Lot Archive
Four: Warrant Officer G. J. Stephens, Royal Air Force Volunteer Reserve, a gallant Dakota pilot of the “Combat Cargo Task Force” in Burma 1944-45: he completed over 700 operational hours on parachute supply missions, in addition to collecting numerous casualties from advanced airstrips
1939-45 Star; Burma Star; Defence and War Medals 1939-45, generally good very fine (4) £250-300
Garfield John Stephens, who was born in March 1922, enlisted in the Royal Air Force Volunteer Reserve in London in August 1941 and, having been selected for pilot training, was embarked for Durban, South Africa - but it was actually at No. 25 E.F.T.S. in Salisbury, Rhodesia, that he commenced his elementary training in May 1942. Awarded his “Wings” in November, Stephens attended further courses in South Africa prior to returning to the U.K. in June 1943.
Ordered overseas in April of the following year, he was embarked for the Middle East, and thence India, where he was posted to No. 66 Squadron that October, the beginning of a long operational tour in the unit’s Dakotas - by the end of the same month he had flown six parachute supply sorties, all in support of the Allied advance in Burma, and all as part of the newly established Combat Cargo Task Force.
Here, then, the R.A.F’s famous “down the chimney” supply operations at work, No. 66 and other Dakota squadrons being charged with delivering every imaginable type of equipment to the hard-pressed 14th Army - as Air Chief Marshal Sir Keith Park, the Air C.-in-C. South-East Asia, put it, ‘The Armies advanced on the wings of the Air Force’. And in the words of the R.A.F. historian Chaz Bowyer, ‘the task called for spot accuracy in supply dropping, needle-sharp navigation, and no little courage to take a relatively slow, unarmed aircraft between the lush green-carpeted mountains and into the dank steaming valleys of Burma. Yet every supply captain and crew member was only too conscious of his responsibility to the men on the jungle floor, and each discharged that responsibility faithfully and constantly’ (For Valour, The Air VCs, refers).

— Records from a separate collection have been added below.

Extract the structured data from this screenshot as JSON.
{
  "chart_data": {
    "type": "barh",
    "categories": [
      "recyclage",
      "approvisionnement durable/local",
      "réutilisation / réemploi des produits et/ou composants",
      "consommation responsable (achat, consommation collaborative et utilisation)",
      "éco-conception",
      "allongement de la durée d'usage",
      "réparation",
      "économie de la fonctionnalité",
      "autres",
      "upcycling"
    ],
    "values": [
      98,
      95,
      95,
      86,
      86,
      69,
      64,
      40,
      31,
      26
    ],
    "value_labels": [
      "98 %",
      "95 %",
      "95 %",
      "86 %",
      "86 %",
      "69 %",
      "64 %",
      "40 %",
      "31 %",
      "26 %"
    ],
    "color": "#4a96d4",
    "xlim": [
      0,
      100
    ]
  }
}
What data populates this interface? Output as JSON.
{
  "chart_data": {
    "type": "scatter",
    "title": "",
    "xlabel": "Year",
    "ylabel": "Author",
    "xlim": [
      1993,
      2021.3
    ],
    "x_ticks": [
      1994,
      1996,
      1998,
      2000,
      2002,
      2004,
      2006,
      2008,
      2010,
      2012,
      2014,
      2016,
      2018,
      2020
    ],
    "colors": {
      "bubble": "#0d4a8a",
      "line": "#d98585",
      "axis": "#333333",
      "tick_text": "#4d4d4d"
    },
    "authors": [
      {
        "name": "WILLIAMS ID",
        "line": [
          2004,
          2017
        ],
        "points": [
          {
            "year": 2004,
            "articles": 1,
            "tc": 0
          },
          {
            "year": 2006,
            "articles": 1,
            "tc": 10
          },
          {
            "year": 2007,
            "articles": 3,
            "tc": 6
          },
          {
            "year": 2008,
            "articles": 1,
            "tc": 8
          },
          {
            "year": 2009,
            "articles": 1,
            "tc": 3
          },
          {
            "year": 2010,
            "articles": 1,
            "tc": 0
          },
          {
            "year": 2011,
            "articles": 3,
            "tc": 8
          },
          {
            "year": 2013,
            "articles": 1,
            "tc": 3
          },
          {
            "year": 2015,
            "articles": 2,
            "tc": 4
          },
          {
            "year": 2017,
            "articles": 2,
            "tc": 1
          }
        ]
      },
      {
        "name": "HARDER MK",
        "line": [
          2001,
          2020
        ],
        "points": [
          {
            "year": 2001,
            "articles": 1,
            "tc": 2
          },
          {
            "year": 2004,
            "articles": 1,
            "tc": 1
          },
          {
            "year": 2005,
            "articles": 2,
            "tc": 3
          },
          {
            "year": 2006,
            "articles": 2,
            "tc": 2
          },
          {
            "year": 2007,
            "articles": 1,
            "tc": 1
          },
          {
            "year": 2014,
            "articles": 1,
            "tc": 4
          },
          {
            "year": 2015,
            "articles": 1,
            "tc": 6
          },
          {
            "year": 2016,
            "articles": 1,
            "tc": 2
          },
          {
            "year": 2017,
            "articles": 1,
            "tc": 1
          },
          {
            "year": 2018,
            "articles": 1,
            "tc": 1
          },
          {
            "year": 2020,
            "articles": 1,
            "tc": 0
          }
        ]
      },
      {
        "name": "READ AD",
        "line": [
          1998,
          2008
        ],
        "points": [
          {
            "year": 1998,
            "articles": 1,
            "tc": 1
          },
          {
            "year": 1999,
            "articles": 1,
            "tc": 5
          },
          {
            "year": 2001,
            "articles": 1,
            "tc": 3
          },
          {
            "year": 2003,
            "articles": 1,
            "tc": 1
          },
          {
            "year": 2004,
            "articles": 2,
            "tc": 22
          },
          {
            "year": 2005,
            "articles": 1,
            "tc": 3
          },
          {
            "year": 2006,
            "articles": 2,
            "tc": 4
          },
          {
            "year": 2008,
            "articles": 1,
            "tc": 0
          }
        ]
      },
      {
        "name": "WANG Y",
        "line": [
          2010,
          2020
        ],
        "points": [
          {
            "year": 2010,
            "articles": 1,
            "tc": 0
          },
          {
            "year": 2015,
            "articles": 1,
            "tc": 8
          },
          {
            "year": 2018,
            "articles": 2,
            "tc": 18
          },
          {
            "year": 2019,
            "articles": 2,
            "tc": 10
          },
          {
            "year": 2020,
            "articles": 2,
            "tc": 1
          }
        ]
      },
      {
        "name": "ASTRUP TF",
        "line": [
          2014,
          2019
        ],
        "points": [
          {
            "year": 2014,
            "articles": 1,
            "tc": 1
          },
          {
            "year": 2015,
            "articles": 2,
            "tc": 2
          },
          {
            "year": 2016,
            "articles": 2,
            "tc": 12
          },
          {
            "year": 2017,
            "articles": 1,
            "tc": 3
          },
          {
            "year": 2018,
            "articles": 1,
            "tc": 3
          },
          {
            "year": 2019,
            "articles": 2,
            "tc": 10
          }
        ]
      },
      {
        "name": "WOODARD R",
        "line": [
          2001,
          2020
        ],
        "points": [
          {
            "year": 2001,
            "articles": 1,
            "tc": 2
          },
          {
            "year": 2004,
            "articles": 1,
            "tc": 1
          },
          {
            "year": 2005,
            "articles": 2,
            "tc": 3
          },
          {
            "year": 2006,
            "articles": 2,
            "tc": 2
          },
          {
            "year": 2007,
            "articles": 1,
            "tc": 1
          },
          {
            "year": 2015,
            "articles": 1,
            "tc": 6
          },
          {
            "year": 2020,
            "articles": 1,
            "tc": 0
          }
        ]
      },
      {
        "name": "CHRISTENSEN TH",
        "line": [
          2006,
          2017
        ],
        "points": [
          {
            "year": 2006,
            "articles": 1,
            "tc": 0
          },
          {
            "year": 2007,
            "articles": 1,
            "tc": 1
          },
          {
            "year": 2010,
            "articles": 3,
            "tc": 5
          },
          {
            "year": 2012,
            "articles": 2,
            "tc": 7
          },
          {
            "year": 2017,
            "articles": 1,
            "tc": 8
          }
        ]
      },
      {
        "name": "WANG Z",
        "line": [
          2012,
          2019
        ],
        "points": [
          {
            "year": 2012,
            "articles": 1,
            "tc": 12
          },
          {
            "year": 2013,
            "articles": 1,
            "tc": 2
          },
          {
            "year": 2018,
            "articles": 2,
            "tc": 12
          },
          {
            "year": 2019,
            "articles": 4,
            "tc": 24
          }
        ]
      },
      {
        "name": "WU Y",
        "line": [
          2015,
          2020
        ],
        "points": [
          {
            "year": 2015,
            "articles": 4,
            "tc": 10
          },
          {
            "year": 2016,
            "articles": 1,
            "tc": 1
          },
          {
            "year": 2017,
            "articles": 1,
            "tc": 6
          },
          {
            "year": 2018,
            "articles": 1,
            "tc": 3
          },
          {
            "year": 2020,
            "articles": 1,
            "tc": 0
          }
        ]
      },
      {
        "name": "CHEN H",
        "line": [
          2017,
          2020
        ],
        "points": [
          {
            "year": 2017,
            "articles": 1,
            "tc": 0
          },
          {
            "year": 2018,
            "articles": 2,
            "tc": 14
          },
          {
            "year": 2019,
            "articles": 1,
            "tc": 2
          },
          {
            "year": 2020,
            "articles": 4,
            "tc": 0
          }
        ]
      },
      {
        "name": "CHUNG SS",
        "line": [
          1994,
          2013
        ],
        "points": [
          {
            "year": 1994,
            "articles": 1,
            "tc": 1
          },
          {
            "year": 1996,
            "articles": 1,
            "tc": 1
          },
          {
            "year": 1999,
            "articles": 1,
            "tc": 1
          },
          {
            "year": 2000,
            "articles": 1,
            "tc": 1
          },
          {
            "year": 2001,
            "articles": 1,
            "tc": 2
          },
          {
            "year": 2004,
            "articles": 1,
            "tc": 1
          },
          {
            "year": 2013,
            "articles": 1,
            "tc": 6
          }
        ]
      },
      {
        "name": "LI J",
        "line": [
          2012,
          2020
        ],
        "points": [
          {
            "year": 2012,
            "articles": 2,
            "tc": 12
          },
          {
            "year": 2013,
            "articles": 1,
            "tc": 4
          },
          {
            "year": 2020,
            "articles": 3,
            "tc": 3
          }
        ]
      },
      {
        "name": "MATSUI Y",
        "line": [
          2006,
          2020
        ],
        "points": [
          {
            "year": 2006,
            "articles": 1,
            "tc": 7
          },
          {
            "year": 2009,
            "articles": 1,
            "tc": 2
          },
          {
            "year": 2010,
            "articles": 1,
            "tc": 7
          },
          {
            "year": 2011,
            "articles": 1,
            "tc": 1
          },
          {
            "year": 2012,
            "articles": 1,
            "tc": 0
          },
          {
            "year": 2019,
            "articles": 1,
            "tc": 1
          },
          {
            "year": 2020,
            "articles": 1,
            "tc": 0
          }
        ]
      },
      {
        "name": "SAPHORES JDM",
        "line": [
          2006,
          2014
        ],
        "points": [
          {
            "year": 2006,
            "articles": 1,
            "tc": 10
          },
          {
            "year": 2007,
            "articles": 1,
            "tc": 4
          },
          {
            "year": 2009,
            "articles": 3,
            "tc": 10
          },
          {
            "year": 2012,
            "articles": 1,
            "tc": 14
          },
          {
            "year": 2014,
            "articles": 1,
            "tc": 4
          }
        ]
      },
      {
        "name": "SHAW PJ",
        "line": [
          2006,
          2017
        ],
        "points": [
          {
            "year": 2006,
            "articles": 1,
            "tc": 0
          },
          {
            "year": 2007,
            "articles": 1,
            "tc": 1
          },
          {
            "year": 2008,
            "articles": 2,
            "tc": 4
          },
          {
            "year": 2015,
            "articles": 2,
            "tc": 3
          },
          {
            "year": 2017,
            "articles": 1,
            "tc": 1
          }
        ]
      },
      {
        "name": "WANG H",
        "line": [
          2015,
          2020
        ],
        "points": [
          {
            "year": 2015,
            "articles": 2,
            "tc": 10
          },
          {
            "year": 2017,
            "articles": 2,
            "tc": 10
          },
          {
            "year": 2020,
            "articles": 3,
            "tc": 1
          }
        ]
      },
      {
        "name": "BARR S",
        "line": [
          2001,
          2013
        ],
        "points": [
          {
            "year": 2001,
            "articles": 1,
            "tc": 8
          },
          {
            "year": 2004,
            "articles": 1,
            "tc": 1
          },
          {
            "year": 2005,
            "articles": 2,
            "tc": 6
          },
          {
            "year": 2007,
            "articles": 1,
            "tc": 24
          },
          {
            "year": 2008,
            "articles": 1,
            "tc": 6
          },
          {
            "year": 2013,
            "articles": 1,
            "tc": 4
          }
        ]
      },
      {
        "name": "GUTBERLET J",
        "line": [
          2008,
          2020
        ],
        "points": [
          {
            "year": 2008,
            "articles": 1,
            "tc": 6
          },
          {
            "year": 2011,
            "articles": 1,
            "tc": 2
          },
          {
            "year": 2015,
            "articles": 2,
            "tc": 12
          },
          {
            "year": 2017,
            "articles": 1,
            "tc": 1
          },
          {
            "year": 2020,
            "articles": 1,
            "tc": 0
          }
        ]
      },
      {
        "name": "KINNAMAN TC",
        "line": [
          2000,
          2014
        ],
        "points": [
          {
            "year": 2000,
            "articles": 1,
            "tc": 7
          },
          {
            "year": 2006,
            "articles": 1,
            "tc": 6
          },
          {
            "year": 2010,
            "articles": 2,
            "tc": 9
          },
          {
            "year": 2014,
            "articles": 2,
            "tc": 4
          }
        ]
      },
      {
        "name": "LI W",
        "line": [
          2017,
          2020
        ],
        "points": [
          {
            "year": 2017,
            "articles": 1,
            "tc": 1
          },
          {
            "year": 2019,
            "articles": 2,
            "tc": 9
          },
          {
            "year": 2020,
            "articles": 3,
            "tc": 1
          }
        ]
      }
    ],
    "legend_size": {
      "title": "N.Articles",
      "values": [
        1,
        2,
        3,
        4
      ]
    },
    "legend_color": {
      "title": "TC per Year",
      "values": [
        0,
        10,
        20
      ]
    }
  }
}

Every supply captain and crew member also knew the risks:
‘Over the forward airstrips the air transports sometimes circled in a queue, waiting their turn to come in. They continued to land by flare throughout the night. It was a 24-hour-7-day-a-week service that the Combat Cargo Task Force operated ... Though the transports operated as a bus service, it was one which frequently finished its final stage under fire. The Allied fighters held off any Japanese interference, but the transports which were dropping supplies on front line troops flew through enemy machine-gun bullets and mortar shells, and some were hit ... ’ (The Campaign in Burma, H.M.S.O., 1946 refers).
Nor did 66’s hectic operational agenda merely include supply sorties, for by early 1945 the squadron’s Dakotas were landing fresh troops at these advanced airstrips - and collecting the wounded - Stephens undertaking many such sorties, especially in the lead up to the capture of Mandalay and Rangoon: in fact, by the end of his tour, in September 1945, he had flown over 700 operational hours.
Next posted to No. 76 Squadron at Poona, another Dakota unit, he was employed on troop transport duties until taking up a ground appointment in Bombay. Stephens eventually returned to the U.K. in May 1946 and was released at R.A.F. Kirkham in the following month.
Sold with the recipient’s original Flying Log Books (2), an R.A.F. type covering the periods May 1942 to March 1945, and an Air Forces of India type the period April 1945 to March 1946, weak spines, contents good; together with his R.A.F. Service and Release Book, and a 62 Squadron blazer patch.